Dr. Spencer also emphasizes having a strong understanding of the implications that the rearfoot, midtarsal joint, lesser tarsus, lesser metatarsals, the first ray and the lesser digits will have on overall foot function. After getting an idea of what these areas are capable of and seeing what they are actually doing during gait, he says one can successfully prescribe a foot orthotic to address these areas.
Q: How do you see foot orthotic therapy evolving in the next five to 10 years?
A: Dr. Kimmel recalls starting his practice at the tail end of the Rohadur era and the beginning of the graphite era. He thinks new materials are going to come out that allow clinicians easy adjustment of devices in the office and still provide some of the benefits of Rohadur. Polydur, a material that is similar to Rohadur, does not have the same number of benefits, according to Dr. Kimmel. Dr. Kimmel also feels new computerized casting techniques might allow a practitioner to cast and make an orthotic in the office in a short period of time.

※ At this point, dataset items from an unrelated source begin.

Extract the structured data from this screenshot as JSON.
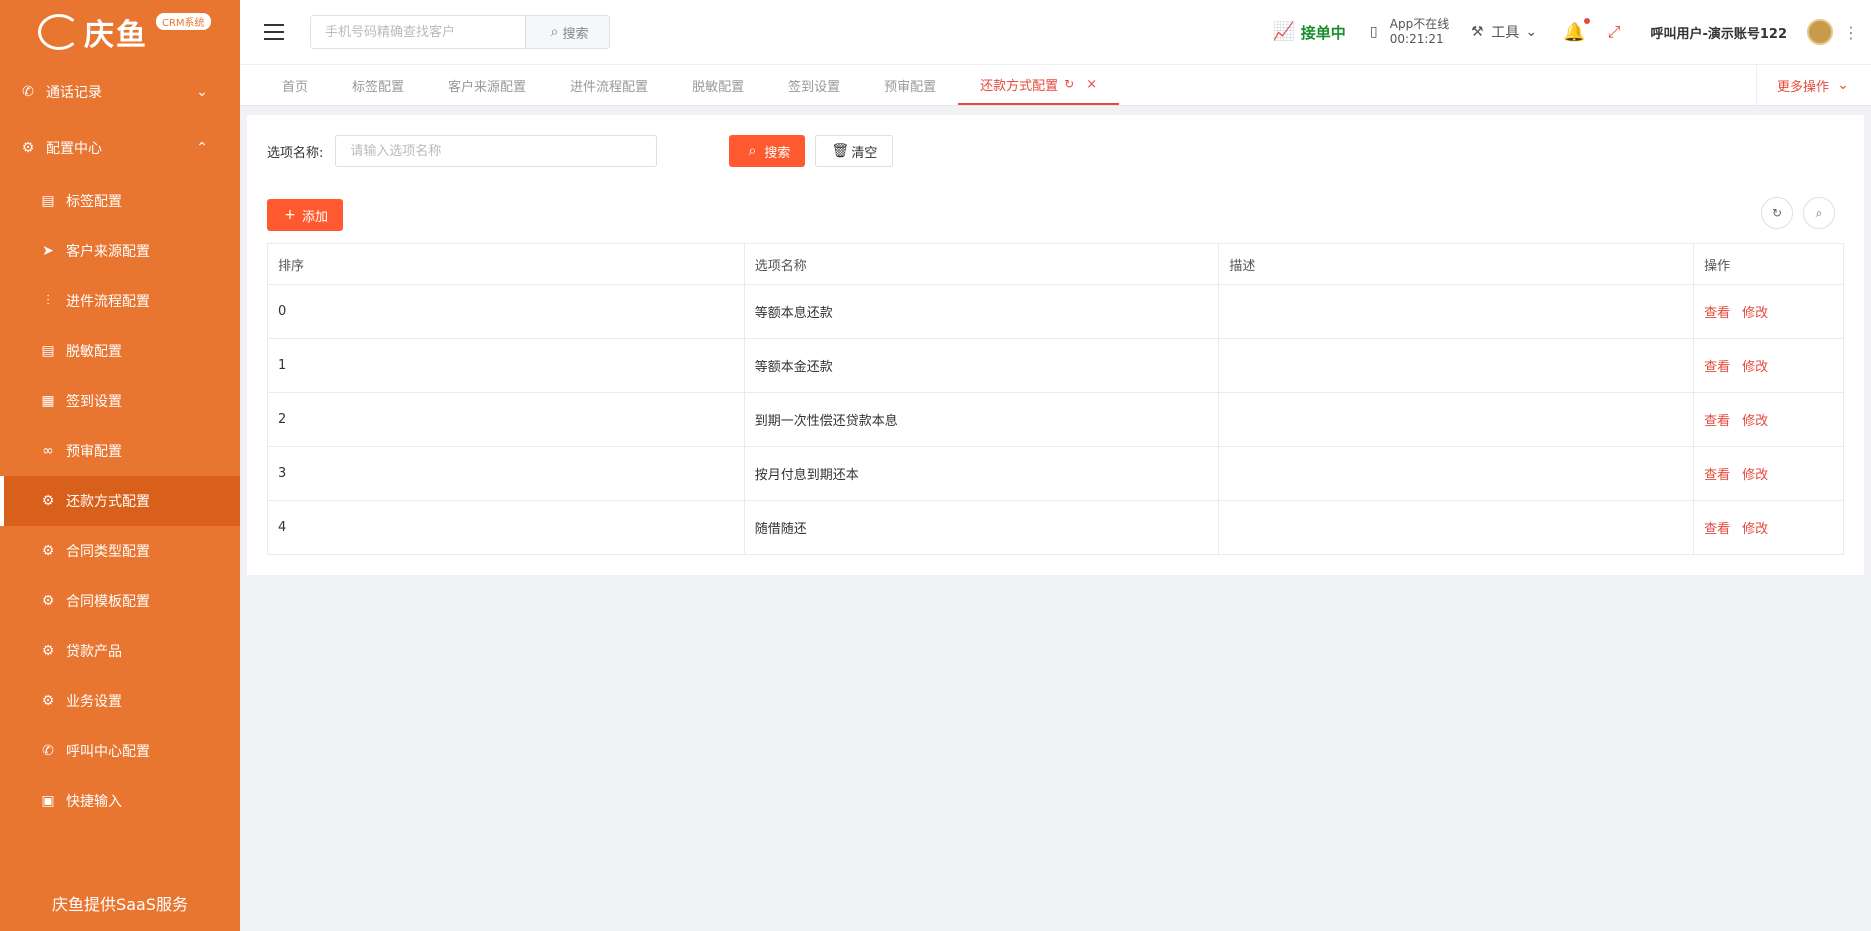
{
  "brand": {
    "name": "庆鱼",
    "badge": "CRM系统",
    "footer": "庆鱼提供SaaS服务"
  },
  "colors": {
    "sidebar": "#e87530",
    "sidebar_active": "#d9601a",
    "accent": "#e64a3c",
    "primary_button": "#ff5a2f",
    "online": "#1a8c2e"
  },
  "sidebar": {
    "groups": [
      {
        "label": "通话记录",
        "icon": "phone-icon",
        "expanded": false
      },
      {
        "label": "配置中心",
        "icon": "gear-icon",
        "expanded": true
      }
    ],
    "items": [
      {
        "label": "标签配置",
        "icon": "document-icon"
      },
      {
        "label": "客户来源配置",
        "icon": "send-icon"
      },
      {
        "label": "进件流程配置",
        "icon": "flow-icon"
      },
      {
        "label": "脱敏配置",
        "icon": "document-icon"
      },
      {
        "label": "签到设置",
        "icon": "calendar-icon"
      },
      {
        "label": "预审配置",
        "icon": "glasses-icon"
      },
      {
        "label": "还款方式配置",
        "icon": "gear-icon",
        "active": true
      },
      {
        "label": "合同类型配置",
        "icon": "gear-icon"
      },
      {
        "label": "合同模板配置",
        "icon": "gear-icon"
      },
      {
        "label": "贷款产品",
        "icon": "gear-icon"
      },
      {
        "label": "业务设置",
        "icon": "gear-icon"
      },
      {
        "label": "呼叫中心配置",
        "icon": "phone-icon"
      },
      {
        "label": "快捷输入",
        "icon": "edit-document-icon"
      }
    ]
  },
  "header": {
    "search_placeholder": "手机号码精确查找客户",
    "search_button": "搜索",
    "status": "接单中",
    "app_status_line1": "App不在线",
    "app_status_line2": "00:21:21",
    "tools": "工具",
    "username": "呼叫用户-演示账号122"
  },
  "tabs": {
    "items": [
      "首页",
      "标签配置",
      "客户来源配置",
      "进件流程配置",
      "脱敏配置",
      "签到设置",
      "预审配置",
      "还款方式配置"
    ],
    "active_index": 7,
    "more_ops": "更多操作"
  },
  "filter": {
    "label": "选项名称:",
    "placeholder": "请输入选项名称",
    "search_button": "搜索",
    "clear_button": "清空",
    "add_button": "添加"
  },
  "table": {
    "headers": [
      "排序",
      "选项名称",
      "描述",
      "操作"
    ],
    "rows": [
      {
        "order": "0",
        "name": "等额本息还款",
        "desc": ""
      },
      {
        "order": "1",
        "name": "等额本金还款",
        "desc": ""
      },
      {
        "order": "2",
        "name": "到期一次性偿还贷款本息",
        "desc": ""
      },
      {
        "order": "3",
        "name": "按月付息到期还本",
        "desc": ""
      },
      {
        "order": "4",
        "name": "随借随还",
        "desc": ""
      }
    ],
    "actions": {
      "view": "查看",
      "edit": "修改"
    }
  }
}
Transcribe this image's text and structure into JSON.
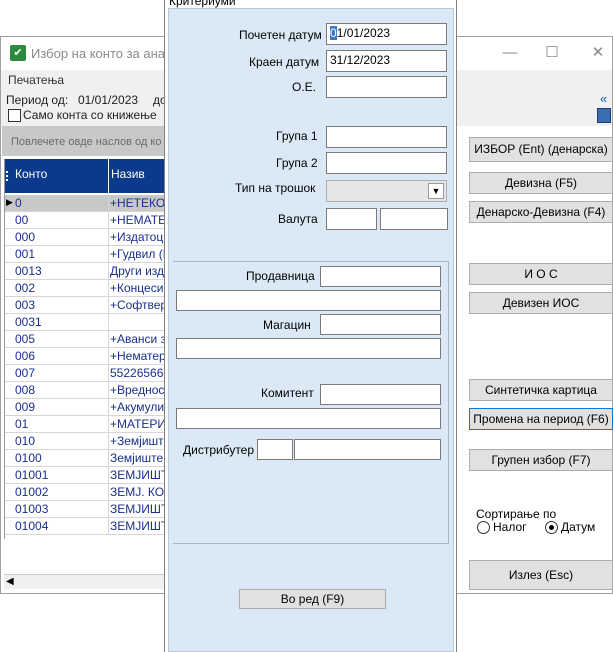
{
  "window": {
    "title": "Избор на конто за анали",
    "menu_print": "Печатења",
    "period_label": "Период од:",
    "period_from": "01/01/2023",
    "period_to_label": "до",
    "only_posted_label": "Само конта со книжење",
    "collapse_glyph": "«",
    "group_hint": "Повлечете овде наслов од ко",
    "printer_icon": "printer-icon"
  },
  "grid": {
    "columns": [
      "Конто",
      "Назив"
    ],
    "rows": [
      {
        "konto": "0",
        "naziv": "+НЕТЕКОВ"
      },
      {
        "konto": "00",
        "naziv": "+НЕМАТЕР"
      },
      {
        "konto": "000",
        "naziv": "+Издатоци"
      },
      {
        "konto": "001",
        "naziv": "+Гудвил (Го"
      },
      {
        "konto": "0013",
        "naziv": "Други изда"
      },
      {
        "konto": "002",
        "naziv": "+Концесии"
      },
      {
        "konto": "003",
        "naziv": "+Софтвер и"
      },
      {
        "konto": "0031",
        "naziv": ""
      },
      {
        "konto": "005",
        "naziv": "+Аванси за"
      },
      {
        "konto": "006",
        "naziv": "+Нематери"
      },
      {
        "konto": "007",
        "naziv": "552265662"
      },
      {
        "konto": "008",
        "naziv": "+Вредносн"
      },
      {
        "konto": "009",
        "naziv": "+Акумулир"
      },
      {
        "konto": "01",
        "naziv": "+МАТЕРИЈ"
      },
      {
        "konto": "010",
        "naziv": "+Земјишта"
      },
      {
        "konto": "0100",
        "naziv": "Земјиште"
      },
      {
        "konto": "01001",
        "naziv": "ЗЕМЈИШТЕ"
      },
      {
        "konto": "01002",
        "naziv": "ЗЕМЈ. КО К"
      },
      {
        "konto": "01003",
        "naziv": "ЗЕМЈИШТЕ"
      },
      {
        "konto": "01004",
        "naziv": "ЗЕМЈИШТЕ"
      }
    ]
  },
  "buttons": {
    "izbor": "ИЗБОР (Ent) (денарска)",
    "devizna": "Девизна (F5)",
    "denarsko_devizna": "Денарско-Девизна (F4)",
    "ios": "И О С",
    "deviza_ios": "Девизен ИОС",
    "sintetichka": "Синтетичка картица",
    "promena_period": "Промена на период (F6)",
    "grupen_izbor": "Групен избор (F7)",
    "izlez": "Излез (Esc)"
  },
  "sort": {
    "label": "Сортирање по",
    "options": [
      "Налог",
      "Датум"
    ],
    "selected": "Датум"
  },
  "dialog": {
    "title": "Критериуми",
    "start_date_label": "Почетен датум",
    "start_date_value": "01/01/2023",
    "end_date_label": "Краен датум",
    "end_date_value": "31/12/2023",
    "oe_label": "О.Е.",
    "group1_label": "Група 1",
    "group2_label": "Група 2",
    "cost_type_label": "Тип на трошок",
    "currency_label": "Валута",
    "store_label": "Продавница",
    "warehouse_label": "Магацин",
    "client_label": "Комитент",
    "distributor_label": "Дистрибутер",
    "ok_button": "Во ред  (F9)"
  }
}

Dr. Spencer sees more use of pressure measurement systems in the prescribing and adjusting of orthotic devices. He employs the F-Scan system (F-Scan) to assess plantar foot pressure and the timing of pressure distribution, and equalizing this pressure pattern and timing between both feet. As Dr. Spencer points out, this is one area that DPMs cannot analyze via measurements or watching the patient walk.